Illusion-Inspired Design

Welcome to the Illusion-Inspired Design repository! This project, as presented at the Conference on Computer Vision and Pattern Recognition (CVPR), explores the innovative use of geometric illusions for enhancing advanced computer vision applications. Our approach leverages perceptual tricks to inspire new solutions, offering a fresh perspective on feature extraction, depth perception, and object recognition challenges.

Overview

Illusion-Inspired Design aims to push the boundaries of computer vision by incorporating principles derived from geometric illusions, providing a unique approach to challenging real-world tasks. The methods and resources provided in this repository demonstrate how perceptual illusions can be harnessed to refine and optimize existing computer vision algorithms, thereby enabling better accuracy and robustness.

A key contribution of this work is the code labeled m_X_202, which plays a central role in the implementation and demonstrates our proposed techniques effectively. The project has been evaluated using a combination of public and synthetic datasets, with a primary focus on perceptual consistency and model reliability. We invite researchers, practitioners, and enthusiasts to explore our findings and extend the work further.

Additionally, we present the results of our experiments involving various model configurations, labeled as 202, 102, 102v2, and 103. These experiments assess the performance of ResNet50 on CIFAR-100 and ImageNet100 datasets using different multi-source data combination methods, providing insights into the robustness and adaptability of the models.
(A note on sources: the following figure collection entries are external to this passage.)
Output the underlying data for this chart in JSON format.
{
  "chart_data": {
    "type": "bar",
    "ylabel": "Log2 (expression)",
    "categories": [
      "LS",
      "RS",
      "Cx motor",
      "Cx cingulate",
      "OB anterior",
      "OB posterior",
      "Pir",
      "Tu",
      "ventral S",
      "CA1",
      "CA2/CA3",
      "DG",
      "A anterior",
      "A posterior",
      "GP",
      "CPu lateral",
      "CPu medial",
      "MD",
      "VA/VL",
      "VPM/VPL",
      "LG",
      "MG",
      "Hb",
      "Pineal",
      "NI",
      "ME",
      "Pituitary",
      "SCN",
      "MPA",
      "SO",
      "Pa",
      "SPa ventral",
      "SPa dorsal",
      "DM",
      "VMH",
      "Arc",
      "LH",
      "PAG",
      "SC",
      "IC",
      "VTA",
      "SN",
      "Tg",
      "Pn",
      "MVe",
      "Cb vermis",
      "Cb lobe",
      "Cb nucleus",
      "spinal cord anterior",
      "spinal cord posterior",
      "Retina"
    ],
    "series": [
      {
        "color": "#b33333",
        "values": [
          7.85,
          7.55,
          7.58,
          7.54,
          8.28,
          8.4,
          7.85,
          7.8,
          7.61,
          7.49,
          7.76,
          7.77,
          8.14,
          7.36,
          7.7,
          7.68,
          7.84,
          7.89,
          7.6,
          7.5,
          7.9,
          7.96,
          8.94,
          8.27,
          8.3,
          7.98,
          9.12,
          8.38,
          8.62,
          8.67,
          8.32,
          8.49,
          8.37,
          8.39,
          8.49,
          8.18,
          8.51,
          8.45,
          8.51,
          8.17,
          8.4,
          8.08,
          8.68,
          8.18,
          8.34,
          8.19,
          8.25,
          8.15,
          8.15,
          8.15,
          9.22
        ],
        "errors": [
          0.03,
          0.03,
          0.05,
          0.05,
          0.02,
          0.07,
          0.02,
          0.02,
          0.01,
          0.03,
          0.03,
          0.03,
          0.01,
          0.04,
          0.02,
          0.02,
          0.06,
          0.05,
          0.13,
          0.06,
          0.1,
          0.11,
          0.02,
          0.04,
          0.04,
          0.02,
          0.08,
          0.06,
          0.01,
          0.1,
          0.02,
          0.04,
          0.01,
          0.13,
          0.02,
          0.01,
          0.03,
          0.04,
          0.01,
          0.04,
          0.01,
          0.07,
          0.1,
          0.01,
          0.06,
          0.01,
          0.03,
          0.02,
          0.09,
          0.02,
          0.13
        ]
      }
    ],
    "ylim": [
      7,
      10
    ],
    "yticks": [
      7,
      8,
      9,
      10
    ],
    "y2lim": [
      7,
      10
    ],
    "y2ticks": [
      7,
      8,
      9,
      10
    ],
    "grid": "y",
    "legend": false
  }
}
Experiment	Dataset	Illusion	Label	+Loss	Top-1 Acc	Top-5 Acc	Illusion Acc
Baseline	CIFAR-100		n		55.20%	83.36%
102	CIFAR-100	✓	n+2		59.30%	85.50%	85.20%
102v2	CIFAR-100	✓	n+2	✓	56.80%	84.30%	87.70%
103	CIFAR-100	✓	(n+1)+2	✓	58.40%	85.70%	84.00%
202	CIFAR-100	✓	(n+1)*2		58.40%	85.90%	84.80%
Baseline	ImageNet100		n		85.36%	97.52%
102	ImageNet100	✓	n+2		85.70%	98.00%	80.00%
102v2	ImageNet100	✓	n+2	✓	85.70%	97.93%	91.00%
103	ImageNet100	✓	(n+1)+2	✓	85.78%	97.70%	81.33%
202	ImageNet100	✓	(n+1)*2		85.78%	97.93%	81.83%

Implementation Details

The integration of geometric illusions into our image classification model follows several key equations that enhance model robustness and adaptability:

Multi-Source Data Combination:

We define a loss function that combines primary classification loss with an auxiliary loss for illusion recognition:

$$ L_{total} = L_{classification} + \lambda \times L_{illusion} $$

where $L_{classification}$ is the standard cross-entropy loss for the primary dataset, $L_{illusion}$ is an auxiliary loss term for recognizing geometric illusions, and $\lambda$ is a weighting factor to balance both losses.

Label Augmentation:

To incorporate additional labels for illusions, we extend the label space as follows:

$$ y' = [y, y_{illusion}] $$

where $y$ represents the original class label, and $y_{illusion}$ represents the presence of a specific geometric illusion. This allows the model to jointly learn object classification and illusion identification.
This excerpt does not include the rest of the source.